The Greatest Greek Myths You Never Heard

by Tracy Barrett

Pub Date: July 7th, 2016
ISBN: 978-1-5351-4450-6
Publisher: CreateSpace

Seventeen lesser-known Greek myths get energetic retellings in this collection for readers 12 and up.

Many YA readers are familiar with the immortals of Olympus from works like D’Aulaires’ Book of Greek Myths, but the same tales tend to get repeated, leaving out variations, contradictions, or plots with less appeal to modern audiences. Barrett (On Etruscan Time, 2015, etc.), a prolific writer of YA fiction, returns to the classical setting she employed in books like King of Ithaka (2014) to explore these less-told tales.
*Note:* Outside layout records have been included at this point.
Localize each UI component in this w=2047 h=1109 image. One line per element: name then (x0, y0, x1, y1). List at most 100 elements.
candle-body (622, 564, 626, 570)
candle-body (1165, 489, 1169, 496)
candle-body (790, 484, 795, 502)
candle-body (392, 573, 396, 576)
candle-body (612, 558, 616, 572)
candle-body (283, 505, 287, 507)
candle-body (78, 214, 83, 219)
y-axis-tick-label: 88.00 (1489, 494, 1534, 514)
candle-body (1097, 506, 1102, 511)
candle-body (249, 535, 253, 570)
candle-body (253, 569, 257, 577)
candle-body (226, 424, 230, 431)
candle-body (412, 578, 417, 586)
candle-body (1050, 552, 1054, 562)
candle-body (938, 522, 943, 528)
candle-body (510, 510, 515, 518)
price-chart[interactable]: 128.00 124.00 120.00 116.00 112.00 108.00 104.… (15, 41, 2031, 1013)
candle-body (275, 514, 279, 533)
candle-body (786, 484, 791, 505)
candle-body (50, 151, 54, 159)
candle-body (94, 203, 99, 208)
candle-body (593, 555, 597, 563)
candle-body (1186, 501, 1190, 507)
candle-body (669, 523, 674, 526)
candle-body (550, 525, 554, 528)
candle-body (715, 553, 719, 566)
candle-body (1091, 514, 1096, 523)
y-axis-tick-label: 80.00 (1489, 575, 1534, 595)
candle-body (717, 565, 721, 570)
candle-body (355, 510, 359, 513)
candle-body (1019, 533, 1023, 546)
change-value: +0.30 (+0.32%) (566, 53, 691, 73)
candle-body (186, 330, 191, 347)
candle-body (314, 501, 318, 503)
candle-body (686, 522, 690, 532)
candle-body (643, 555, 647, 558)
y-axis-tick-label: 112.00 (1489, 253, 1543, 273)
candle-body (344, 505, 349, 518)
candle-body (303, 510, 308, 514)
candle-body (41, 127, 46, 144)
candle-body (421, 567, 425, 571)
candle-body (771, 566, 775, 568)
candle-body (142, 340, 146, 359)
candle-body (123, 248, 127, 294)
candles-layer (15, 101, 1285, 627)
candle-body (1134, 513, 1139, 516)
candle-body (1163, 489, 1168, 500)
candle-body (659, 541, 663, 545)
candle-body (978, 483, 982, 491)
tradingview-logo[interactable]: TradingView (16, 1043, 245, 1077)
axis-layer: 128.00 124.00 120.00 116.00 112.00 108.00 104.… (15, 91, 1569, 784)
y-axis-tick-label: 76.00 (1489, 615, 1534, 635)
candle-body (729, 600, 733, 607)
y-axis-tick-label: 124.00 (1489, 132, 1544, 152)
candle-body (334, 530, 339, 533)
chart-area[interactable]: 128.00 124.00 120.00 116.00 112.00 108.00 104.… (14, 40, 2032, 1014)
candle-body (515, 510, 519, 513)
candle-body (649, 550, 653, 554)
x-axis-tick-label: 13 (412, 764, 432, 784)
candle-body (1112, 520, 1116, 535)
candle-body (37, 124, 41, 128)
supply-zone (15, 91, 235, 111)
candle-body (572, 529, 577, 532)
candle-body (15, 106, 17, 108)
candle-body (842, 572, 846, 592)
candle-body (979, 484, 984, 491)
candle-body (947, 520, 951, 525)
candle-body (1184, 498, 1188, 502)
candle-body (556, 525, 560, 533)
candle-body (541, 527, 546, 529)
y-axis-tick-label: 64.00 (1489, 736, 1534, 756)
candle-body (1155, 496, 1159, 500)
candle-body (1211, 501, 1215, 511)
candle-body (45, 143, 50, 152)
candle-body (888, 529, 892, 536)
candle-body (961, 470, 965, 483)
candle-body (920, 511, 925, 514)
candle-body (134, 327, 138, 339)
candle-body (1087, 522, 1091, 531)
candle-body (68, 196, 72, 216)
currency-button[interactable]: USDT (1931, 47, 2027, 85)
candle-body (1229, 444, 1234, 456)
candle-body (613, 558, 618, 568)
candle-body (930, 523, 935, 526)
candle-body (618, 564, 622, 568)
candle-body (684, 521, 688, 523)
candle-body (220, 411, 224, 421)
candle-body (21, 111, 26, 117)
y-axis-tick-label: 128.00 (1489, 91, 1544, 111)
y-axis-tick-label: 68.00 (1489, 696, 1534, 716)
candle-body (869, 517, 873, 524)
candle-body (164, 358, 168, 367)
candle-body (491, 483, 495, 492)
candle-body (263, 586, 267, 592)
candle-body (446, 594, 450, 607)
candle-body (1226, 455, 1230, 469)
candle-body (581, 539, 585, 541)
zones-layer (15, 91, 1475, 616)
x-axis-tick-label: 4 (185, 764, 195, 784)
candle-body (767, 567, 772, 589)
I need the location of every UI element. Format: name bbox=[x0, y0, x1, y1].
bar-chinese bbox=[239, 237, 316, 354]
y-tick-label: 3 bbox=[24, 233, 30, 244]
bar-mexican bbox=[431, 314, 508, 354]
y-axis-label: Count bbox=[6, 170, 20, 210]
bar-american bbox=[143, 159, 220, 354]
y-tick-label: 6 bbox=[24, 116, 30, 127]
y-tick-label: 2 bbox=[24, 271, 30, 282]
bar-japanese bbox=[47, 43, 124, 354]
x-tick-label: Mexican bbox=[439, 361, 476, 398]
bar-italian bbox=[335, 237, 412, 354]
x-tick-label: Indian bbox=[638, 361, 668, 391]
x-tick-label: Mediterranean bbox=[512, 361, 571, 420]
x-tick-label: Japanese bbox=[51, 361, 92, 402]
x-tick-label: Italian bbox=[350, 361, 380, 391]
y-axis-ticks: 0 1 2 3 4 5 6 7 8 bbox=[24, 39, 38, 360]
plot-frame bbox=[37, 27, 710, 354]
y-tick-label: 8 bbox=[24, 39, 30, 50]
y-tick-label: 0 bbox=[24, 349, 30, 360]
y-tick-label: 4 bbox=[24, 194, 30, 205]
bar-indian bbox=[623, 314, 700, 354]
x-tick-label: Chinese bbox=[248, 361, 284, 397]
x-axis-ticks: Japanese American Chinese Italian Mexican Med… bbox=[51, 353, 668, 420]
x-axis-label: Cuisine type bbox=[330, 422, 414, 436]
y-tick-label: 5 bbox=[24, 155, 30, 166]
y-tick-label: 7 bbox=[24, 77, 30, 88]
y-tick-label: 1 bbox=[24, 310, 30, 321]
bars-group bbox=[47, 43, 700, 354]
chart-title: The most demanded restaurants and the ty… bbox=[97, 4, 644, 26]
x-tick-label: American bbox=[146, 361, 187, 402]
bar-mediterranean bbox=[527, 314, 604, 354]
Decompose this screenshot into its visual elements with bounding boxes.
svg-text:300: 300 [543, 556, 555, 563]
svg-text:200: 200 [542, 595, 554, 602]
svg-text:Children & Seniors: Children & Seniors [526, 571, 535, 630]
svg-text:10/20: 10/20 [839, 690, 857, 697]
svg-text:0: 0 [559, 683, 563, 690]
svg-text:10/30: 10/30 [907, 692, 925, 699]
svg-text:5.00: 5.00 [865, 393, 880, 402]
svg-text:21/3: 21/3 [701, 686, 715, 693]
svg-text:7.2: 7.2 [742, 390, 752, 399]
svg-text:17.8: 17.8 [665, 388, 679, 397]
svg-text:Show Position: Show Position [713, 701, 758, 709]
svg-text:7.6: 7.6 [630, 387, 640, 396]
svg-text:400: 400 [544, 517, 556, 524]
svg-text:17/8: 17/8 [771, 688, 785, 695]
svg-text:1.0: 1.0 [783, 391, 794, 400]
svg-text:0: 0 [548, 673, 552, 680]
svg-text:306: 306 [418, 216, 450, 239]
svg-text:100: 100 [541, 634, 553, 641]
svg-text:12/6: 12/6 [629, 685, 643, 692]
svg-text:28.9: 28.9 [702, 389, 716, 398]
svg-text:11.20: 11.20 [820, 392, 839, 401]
Her framing story, which she uses to good effect, is that Orpheus has been turned into a rock after failing to bring his wife, Eurydice, back from the land of the dead, having broken the proscription to turn and look at her. He can see her again, and apologize for his stupidity, only if he can tell 300 stories (that the listener has never heard) within 3,000 years. And right now, he explains, there are just 17 more to go. These are grouped in four main categories: “Where Things Come From”; “Life’s Big Moments: Birth, Love, Death”; “Gods and Humans”; and “Creatures You Never Knew About.” Two appendices and a glossary supply helpful background information. Orpheus’ narration adds a welcome contemporary note to these 17 wide-ranging tales. They include (for example) the stories of two mischievous brothers who tease Hercules for his sunburned bottom and are transformed into the world’s first monkeys; a handsome farmer who tricks a beautiful girl into marriage through a message on an apple; a giant bronze robot; and a goddess who grants her idea of immortality to a mother by killing the woman’s sons while they’re still “young and beautiful and admired by all.” Orpheus sometimes deftly reflects on these tales for today’s audience, as with the last: “Did Kydippe thank the goddess? Or did she curse her and refuse to worship her again? Herodotus…doesn’t say.” Barrett, too, adds comments after some of the engaging tales that provide further information, food for thought, or acknowledge modern viewpoints.

Accessible and entertaining, these stories provide a thoughtful, fresh take on a classic subject.